Sovaldi, Gilead’s oral inhibitor for treatment of chronic hepatitis C virus infection, is available for those older than 12. The drug costs 58,980 yuan ($8,937) for a 12-week course in China, only one-fifth of its price in the U.S., according to Chinese financial media outlet Yicai.
There are at least 130 million people globally with chronic hepatitis C, according to the World Health Organization (WHO). In China, the figure is about 10 million, said Zhang Hong, director of the infectious-diseases department at Shaanxi Provincial People’s Hospital, the Shaanxi-based newspaper Chinese Business View reported.
A significant number of those who are chronically infected will eventually develop cirrhosis or liver cancer, according to the WHO.
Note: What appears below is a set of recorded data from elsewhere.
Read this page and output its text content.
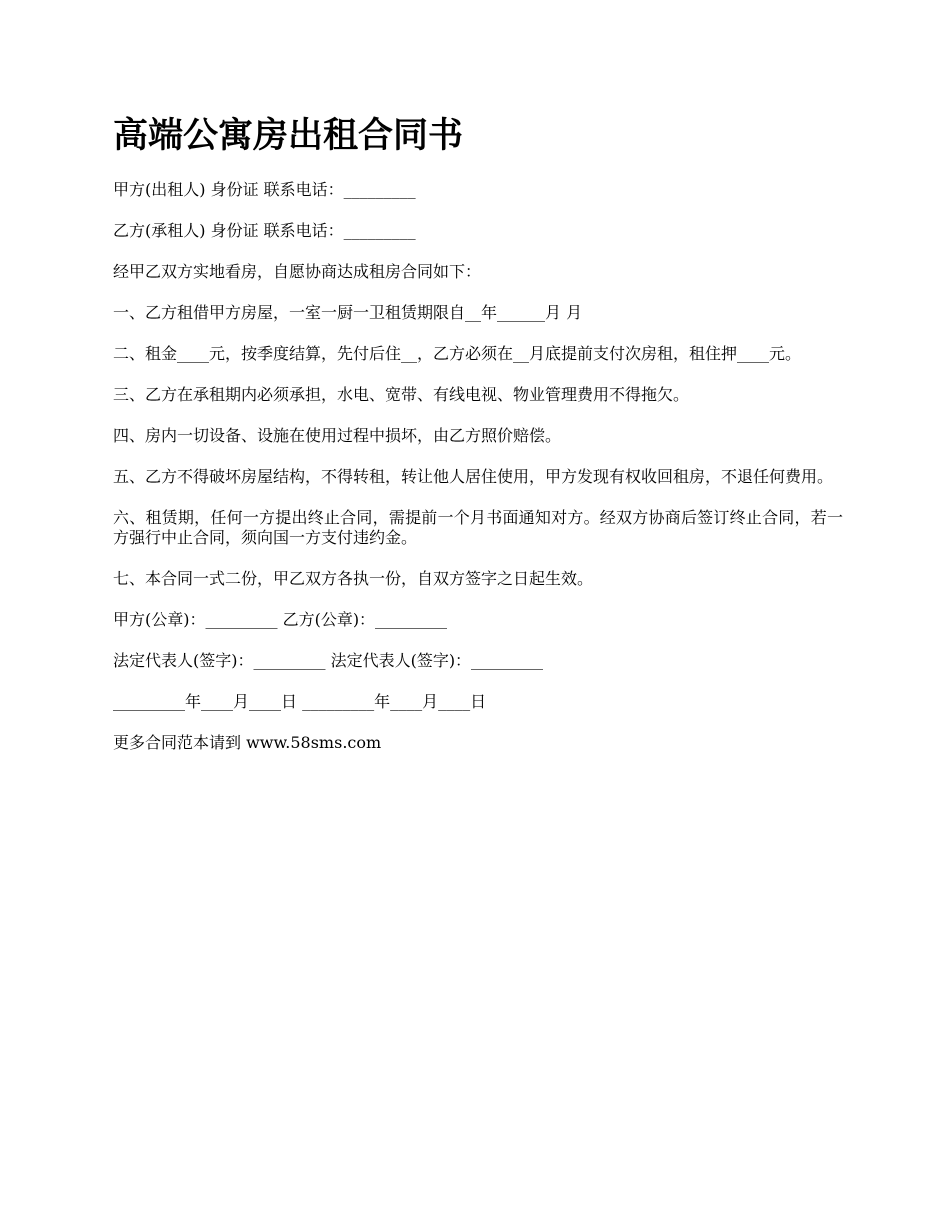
高端公寓房出租合同书

甲方(出租人) 身份证 联系电话：_________

乙方(承租人) 身份证 联系电话：_________

经甲乙双方实地看房，自愿协商达成租房合同如下：

一、乙方租借甲方房屋，一室一厨一卫租赁期限自__年______月 月

二、租金____元，按季度结算，先付后住__，乙方必须在__月底提前支付次房租，租住押____元。

三、乙方在承租期内必须承担，水电、宽带、有线电视、物业管理费用不得拖欠。

四、房内一切设备、设施在使用过程中损坏，由乙方照价赔偿。

五、乙方不得破坏房屋结构，不得转租，转让他人居住使用，甲方发现有权收回租房，不退任何费用。

六、租赁期，任何一方提出终止合同，需提前一个月书面通知对方。经双方协商后签订终止合同，若一方强行中止合同，须向国一方支付违约金。

七、本合同一式二份，甲乙双方各执一份，自双方签字之日起生效。

甲方(公章)：_________ 乙方(公章)：_________

法定代表人(签字)：_________ 法定代表人(签字)：_________

_________年____月____日 _________年____月____日

更多合同范本请到 www.58sms.com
China has long used old-generation therapies based on two drugs, interferon and ribavirin, which require weekly injections for up to 48 weeks and cure approximately half of treated patients. They are also known for their harsh side effects such as headaches and hair loss.
Another safer and more-effective group of drugs, known as direct anti-viral agents (DAAs), wasn’t widely recognized until 2013 when the U.S. Food and Drug Administration approved Gilead’s Sovaldi. Since then, it has been launched in 78 other countries before coming to China.
Gilead has previously reduced the price of costly Sovaldi when launching the drug in certain regions. For example, the company slashed the price by around 99% to get it into India.
Gilead is under pressure to export Sovaldi, as sales of its hepatitis C drugs — Sovaldi, Harvoni and Epclusa — declined 23% to $14.8 billion last year, “due to lower sales of Harvoni and Sovaldi,” the company said.
In the China market, Gilead is facing increasing challenges as other DAAs have in recent months been approved by the country’s drug authority. Those drugs either have hit the market or will soon hit the market, including two products by Bristol-Myers Squibb and a drug made by Johnson & Johnson.
“We will continue to cooperate with the government, doctors and health care organizations, bring more innovative products to China, make them more accessible and try to eliminate hepatitis C in the world,” said Luo Yongqing, general manager of Gilead China.
The company is also preparing to launch its two other hepatitis C drugs, Harvoni and Epclusa, in China.